It's the time of year when consumers and business owners alike are turning a blind eye to the pending date on the calendar: April 15. In the case of business owners with commercial property tax bills due, that date you may be shielding your eyes from is May 15—the deadline for filing property tax protests. If you own commercial property, your annual tax bill is likely a substantial expense. Unfortunately, according to the National Taxpayers Union Foundation, around 30-60% of taxable properties in the United States are over-assessed, which—you guessed it—equals higher tax bills. Sadly, even though most consumers and businesses are overpaying due to inaccurately calculated properties, it’s predicted that less than 5% of taxpayers are challenging the assessment. Are you curious if your business is overpaying? Check out the list below that features 6 sure fire ways to help you determine whether our not you're overpaying on your commercial property taxes.

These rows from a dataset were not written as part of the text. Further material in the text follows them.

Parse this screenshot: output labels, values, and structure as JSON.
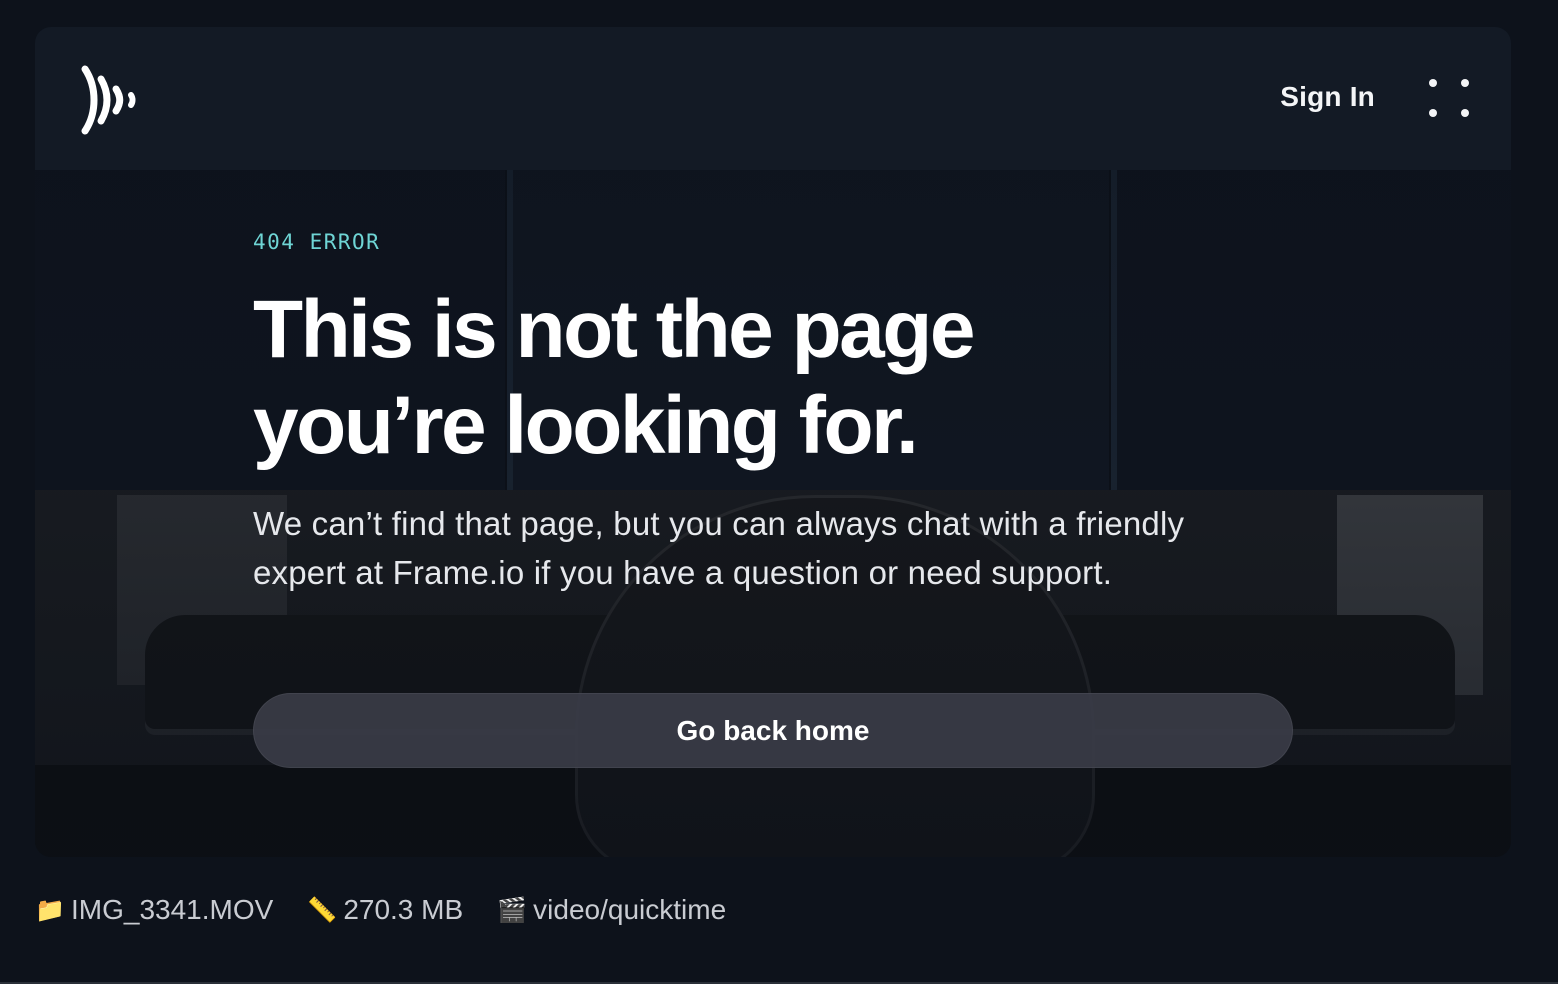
{
  "header": {
    "logo_icon": "frameio-logo-icon",
    "sign_in_label": "Sign In",
    "menu_icon": "grid-dots-icon"
  },
  "main": {
    "eyebrow": "404 ERROR",
    "title": "This is not the page you’re looking for.",
    "subtitle": "We can’t find that page, but you can always chat with a friendly expert at Frame.io if you have a question or need support.",
    "home_button_label": "Go back home"
  },
  "file_info": {
    "filename": "IMG_3341.MOV",
    "filename_icon": "folder-icon",
    "size": "270.3 MB",
    "size_icon": "ruler-icon",
    "mime": "video/quicktime",
    "mime_icon": "clapperboard-icon"
  },
  "colors": {
    "accent": "#6fd5d5",
    "background": "#0d121b",
    "button": "#3a3c46"
  }
}
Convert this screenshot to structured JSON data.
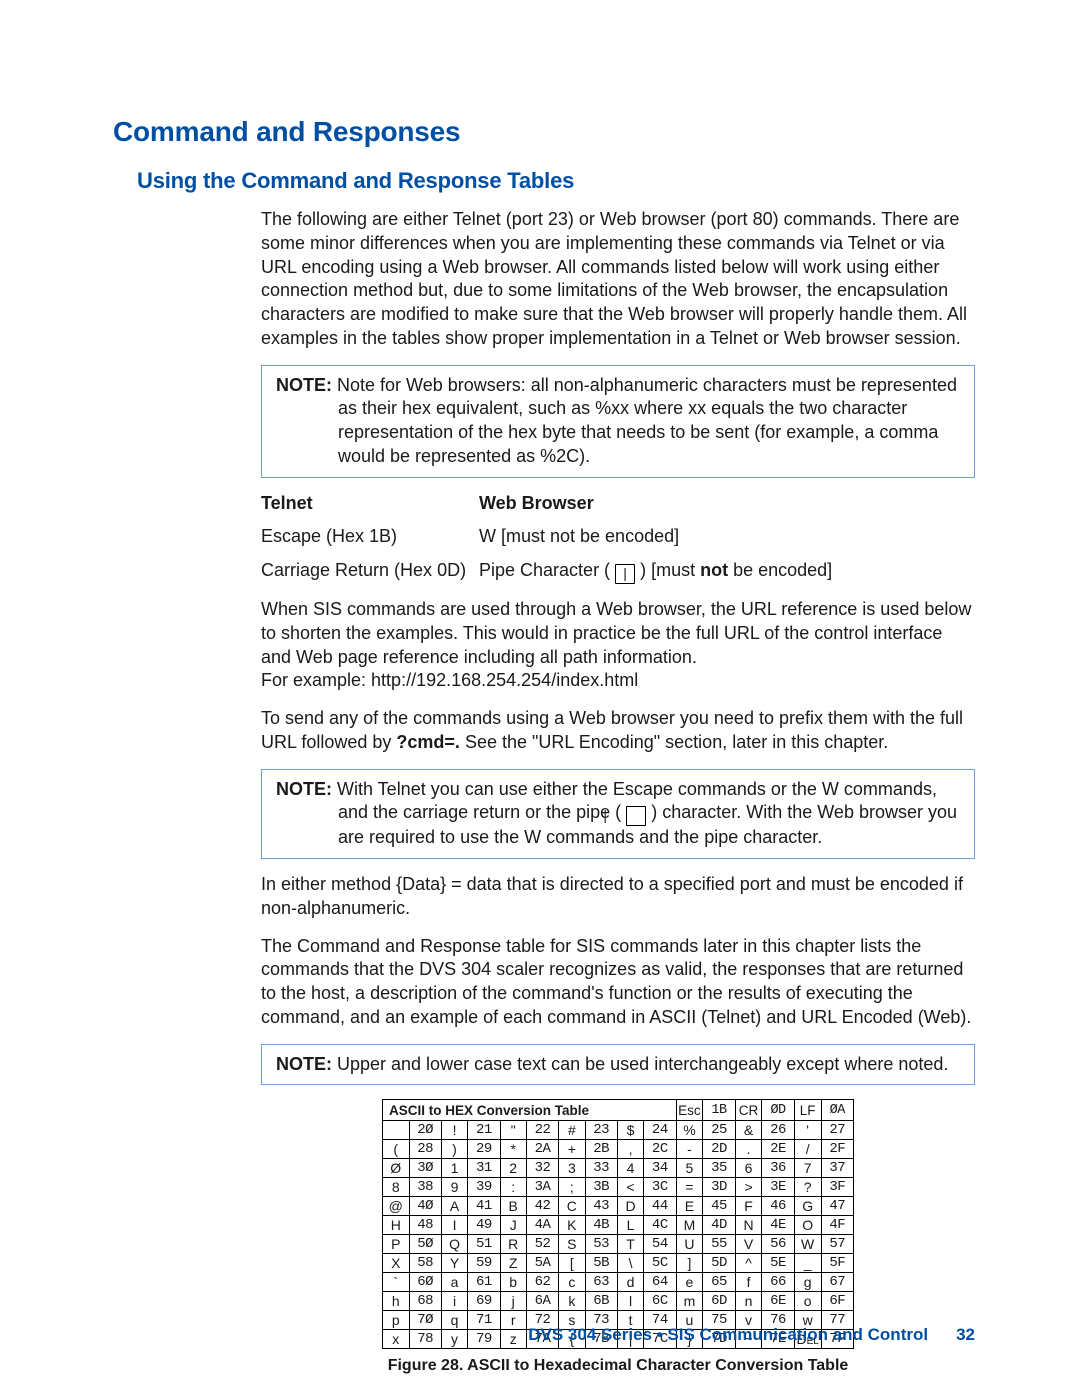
{
  "headings": {
    "h1": "Command and Responses",
    "h2": "Using the Command and Response Tables"
  },
  "paragraphs": {
    "intro": "The following are either Telnet (port 23) or Web browser (port 80) commands. There are some minor differences when you are implementing these commands via Telnet or via URL encoding using a Web browser. All commands listed below will work using either connection method but, due to some limitations of the Web browser, the encapsulation characters are modified to make sure that the Web browser will properly handle them. All examples in the tables show proper implementation in a Telnet or Web browser session.",
    "note1_label": "NOTE:",
    "note1_body": " Note for Web browsers: all non-alphanumeric characters must be represented as their hex equivalent, such as %xx where xx equals the two character representation of the hex byte that needs to be sent (for example, a comma would be represented as %2C).",
    "telnet_head": "Telnet",
    "web_head": "Web Browser",
    "telnet_row1": "Escape (Hex 1B)",
    "web_row1": "W [must not be encoded]",
    "telnet_row2": "Carriage Return (Hex 0D)",
    "web_row2a": "Pipe Character (",
    "web_row2_pipe": "|",
    "web_row2b": ") [must ",
    "web_row2_bold": "not",
    "web_row2c": " be encoded]",
    "p_sis": "When SIS commands are used through a Web browser, the URL reference is used below to shorten the examples. This would in practice be the full URL of the control interface and Web page reference including all path information.",
    "p_example": "For example: http://192.168.254.254/index.html",
    "p_prefix_a": "To send any of the commands using a Web browser you need to prefix them with the full URL followed by ",
    "p_prefix_bold": "?cmd=.",
    "p_prefix_b": " See the \"URL Encoding\" section, later in this chapter.",
    "note2_label": "NOTE:",
    "note2_a": " With Telnet you can use either the Escape commands or the W commands, and the carriage return or the pipe (",
    "note2_pipe": "|",
    "note2_b": ") character. With the Web browser you are required to use the W commands and the pipe character.",
    "p_either": "In either method {Data} = data that is directed to a specified port and must be encoded if non-alphanumeric.",
    "p_table_desc": "The Command and Response table for SIS commands later in this chapter lists the commands that the DVS 304 scaler recognizes as valid, the responses that are returned to the host, a description of the command's function or the results of executing the command, and an example of each command in ASCII (Telnet) and URL Encoded (Web).",
    "note3_label": "NOTE:",
    "note3_body": " Upper and lower case text can be used interchangeably except where noted."
  },
  "ascii": {
    "title": "ASCII to HEX  Conversion Table",
    "extras": [
      {
        "ch": "Esc",
        "hx": "1B"
      },
      {
        "ch": "CR",
        "hx": "ØD"
      },
      {
        "ch": "LF",
        "hx": "ØA"
      }
    ],
    "rows": [
      [
        [
          " ",
          "2Ø"
        ],
        [
          "!",
          "21"
        ],
        [
          "\"",
          "22"
        ],
        [
          "#",
          "23"
        ],
        [
          "$",
          "24"
        ],
        [
          "%",
          "25"
        ],
        [
          "&",
          "26"
        ],
        [
          "'",
          "27"
        ]
      ],
      [
        [
          "(",
          "28"
        ],
        [
          ")",
          "29"
        ],
        [
          "*",
          "2A"
        ],
        [
          "+",
          "2B"
        ],
        [
          ",",
          "2C"
        ],
        [
          "-",
          "2D"
        ],
        [
          ".",
          "2E"
        ],
        [
          "/",
          "2F"
        ]
      ],
      [
        [
          "Ø",
          "3Ø"
        ],
        [
          "1",
          "31"
        ],
        [
          "2",
          "32"
        ],
        [
          "3",
          "33"
        ],
        [
          "4",
          "34"
        ],
        [
          "5",
          "35"
        ],
        [
          "6",
          "36"
        ],
        [
          "7",
          "37"
        ]
      ],
      [
        [
          "8",
          "38"
        ],
        [
          "9",
          "39"
        ],
        [
          ":",
          "3A"
        ],
        [
          ";",
          "3B"
        ],
        [
          "<",
          "3C"
        ],
        [
          "=",
          "3D"
        ],
        [
          ">",
          "3E"
        ],
        [
          "?",
          "3F"
        ]
      ],
      [
        [
          "@",
          "4Ø"
        ],
        [
          "A",
          "41"
        ],
        [
          "B",
          "42"
        ],
        [
          "C",
          "43"
        ],
        [
          "D",
          "44"
        ],
        [
          "E",
          "45"
        ],
        [
          "F",
          "46"
        ],
        [
          "G",
          "47"
        ]
      ],
      [
        [
          "H",
          "48"
        ],
        [
          "I",
          "49"
        ],
        [
          "J",
          "4A"
        ],
        [
          "K",
          "4B"
        ],
        [
          "L",
          "4C"
        ],
        [
          "M",
          "4D"
        ],
        [
          "N",
          "4E"
        ],
        [
          "O",
          "4F"
        ]
      ],
      [
        [
          "P",
          "5Ø"
        ],
        [
          "Q",
          "51"
        ],
        [
          "R",
          "52"
        ],
        [
          "S",
          "53"
        ],
        [
          "T",
          "54"
        ],
        [
          "U",
          "55"
        ],
        [
          "V",
          "56"
        ],
        [
          "W",
          "57"
        ]
      ],
      [
        [
          "X",
          "58"
        ],
        [
          "Y",
          "59"
        ],
        [
          "Z",
          "5A"
        ],
        [
          "[",
          "5B"
        ],
        [
          "\\",
          "5C"
        ],
        [
          "]",
          "5D"
        ],
        [
          "^",
          "5E"
        ],
        [
          "_",
          "5F"
        ]
      ],
      [
        [
          "`",
          "6Ø"
        ],
        [
          "a",
          "61"
        ],
        [
          "b",
          "62"
        ],
        [
          "c",
          "63"
        ],
        [
          "d",
          "64"
        ],
        [
          "e",
          "65"
        ],
        [
          "f",
          "66"
        ],
        [
          "g",
          "67"
        ]
      ],
      [
        [
          "h",
          "68"
        ],
        [
          "i",
          "69"
        ],
        [
          "j",
          "6A"
        ],
        [
          "k",
          "6B"
        ],
        [
          "l",
          "6C"
        ],
        [
          "m",
          "6D"
        ],
        [
          "n",
          "6E"
        ],
        [
          "o",
          "6F"
        ]
      ],
      [
        [
          "p",
          "7Ø"
        ],
        [
          "q",
          "71"
        ],
        [
          "r",
          "72"
        ],
        [
          "s",
          "73"
        ],
        [
          "t",
          "74"
        ],
        [
          "u",
          "75"
        ],
        [
          "v",
          "76"
        ],
        [
          "w",
          "77"
        ]
      ],
      [
        [
          "x",
          "78"
        ],
        [
          "y",
          "79"
        ],
        [
          "z",
          "7A"
        ],
        [
          "{",
          "7B"
        ],
        [
          "|",
          "7C"
        ],
        [
          "}",
          "7D"
        ],
        [
          "~",
          "7E"
        ],
        [
          "Del",
          "7F"
        ]
      ]
    ],
    "figcap_label": "Figure 28.",
    "figcap_rest": " ASCII to Hexadecimal Character Conversion Table"
  },
  "footer": {
    "text": "DVS 304 Series • SIS Communication and Control",
    "page": "32"
  }
}
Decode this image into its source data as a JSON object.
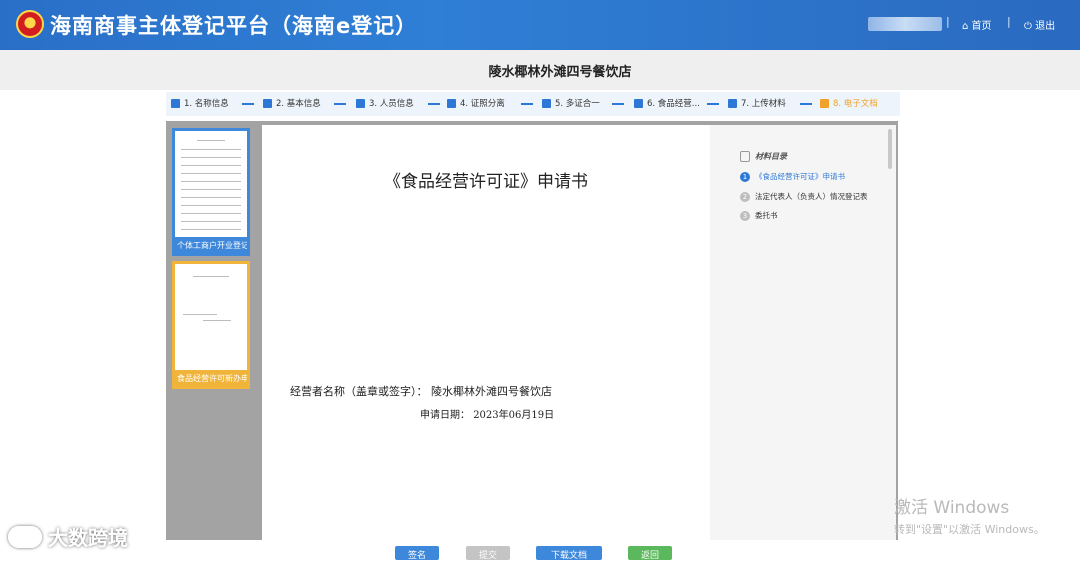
{
  "header": {
    "title": "海南商事主体登记平台（海南e登记）",
    "home_label": "首页",
    "logout_label": "退出",
    "separator": "|"
  },
  "shop_name": "陵水椰林外滩四号餐饮店",
  "steps": [
    {
      "label": "1. 名称信息",
      "icon": "bar-chart-icon"
    },
    {
      "label": "2. 基本信息",
      "icon": "bar-chart-icon"
    },
    {
      "label": "3. 人员信息",
      "icon": "person-icon"
    },
    {
      "label": "4. 证照分离",
      "icon": "id-card-icon"
    },
    {
      "label": "5. 多证合一",
      "icon": "document-icon"
    },
    {
      "label": "6. 食品经营...",
      "icon": "certificate-icon"
    },
    {
      "label": "7. 上传材料",
      "icon": "upload-icon"
    },
    {
      "label": "8. 电子文档",
      "icon": "folder-icon",
      "active": true
    }
  ],
  "thumbnails": [
    {
      "caption": "个体工商户开业登记..."
    },
    {
      "caption": "食品经营许可新办申..."
    }
  ],
  "document": {
    "title": "《食品经营许可证》申请书",
    "operator_label": "经营者名称（盖章或签字）：",
    "operator_value": "陵水椰林外滩四号餐饮店",
    "date_label": "申请日期：",
    "date_value": "2023年06月19日"
  },
  "toc": {
    "heading": "材料目录",
    "items": [
      {
        "num": "1",
        "label": "《食品经营许可证》申请书",
        "active": true
      },
      {
        "num": "2",
        "label": "法定代表人（负责人）情况登记表"
      },
      {
        "num": "3",
        "label": "委托书"
      }
    ]
  },
  "buttons": {
    "sign": {
      "label": "签名",
      "color": "#3d88db"
    },
    "submit": {
      "label": "提交",
      "color": "#c4c4c4"
    },
    "download": {
      "label": "下载文档",
      "color": "#3d88db"
    },
    "back": {
      "label": "返回",
      "color": "#5cb85c"
    }
  },
  "watermark": "大数跨境",
  "activation": {
    "line1": "激活 Windows",
    "line2": "转到\"设置\"以激活 Windows。"
  },
  "colors": {
    "accent": "#2d78d6",
    "active_step": "#f0a22b"
  }
}
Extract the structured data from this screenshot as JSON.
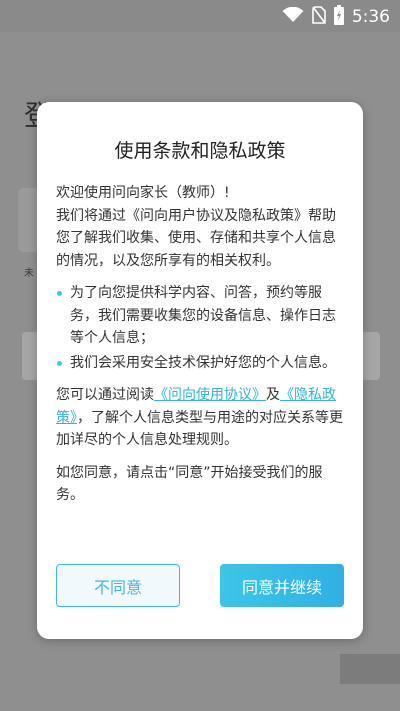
{
  "status_bar": {
    "time": "5:36",
    "icons": [
      "wifi-icon",
      "no-sim-icon",
      "battery-charging-icon"
    ]
  },
  "background": {
    "title": "登录",
    "small_text": "未"
  },
  "dialog": {
    "title": "使用条款和隐私政策",
    "greeting": "欢迎使用问向家长（教师）!",
    "intro": "我们将通过《问向用户协议及隐私政策》帮助您了解我们收集、使用、存储和共享个人信息的情况，以及您所享有的相关权利。",
    "bullets": [
      "为了向您提供科学内容、问答，预约等服务，我们需要收集您的设备信息、操作日志等个人信息；",
      "我们会采用安全技术保护好您的个人信息。"
    ],
    "read_prefix": "您可以通过阅读",
    "link_usage": "《问向使用协议》",
    "read_and": "及",
    "link_privacy": "《隐私政策》",
    "read_suffix": "，了解个人信息类型与用途的对应关系等更加详尽的个人信息处理规则。",
    "consent": "如您同意，请点击“同意”开始接受我们的服务。",
    "disagree_label": "不同意",
    "agree_label": "同意并继续"
  },
  "colors": {
    "accent": "#3cc6e6",
    "overlay": "#8c8c8c"
  }
}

1. The exemption field on your tax bill is blank.
As a property owner in Texas, you’re offered a variety of partial or total exemptions from property appraised values—which is what helps determine your local property taxes. While no specific exemption amount is guaranteed, if the exemption field on your tax bill is blank, then it’s likely you could be leaving significant savings unclaimed.
2. You missed the deadline…again!
If May 15 (deadline for filing property tax protests) has come and gone, you didn’t file for a property tax protest, and you don’t have a tax advisor advocating on your behalf, it’s highly likely that your uncontested property taxes are excessive.
3. Your tax bill is through the roof!
You don’t have to be a property tax expert to have an inkling that something just isn’t right when you look at your property taxes. If after objective consideration, you feel like your taxes seem excessive, it’s worth a call to your tax advisor.
4.You tried protesting the property value yourself.
Often times, when you represent yourself—in an informal or formal hearing—you leave opportunity on the table. Tax advisors bring a layer of familiarity with tax code, knowledge of surrounding property comparables (comps), and familiarity with appraisers or valuation boards—all important aspects to leverage.
5. You have no idea what your property is worth.
It’s difficult to take a rigid position (and hold it) if you’re unaware of the market value of your property. Remember that various elements play a role in determining property value—income streams, replacement cost, the value of neighboring like-properties, real property, personal property, and more. And, even if you are aware of its value, it’s half of the story—at best.
6. Your property value is higher than the business right across the street from you.
If you happen to have insight as to what a neighboring business’s property taxes may be, and all things consistent, seems to vastly differ from your tax bill, it’s likely that you’re not taking advantage of the negotiating strategies that a tax advisor could afford you.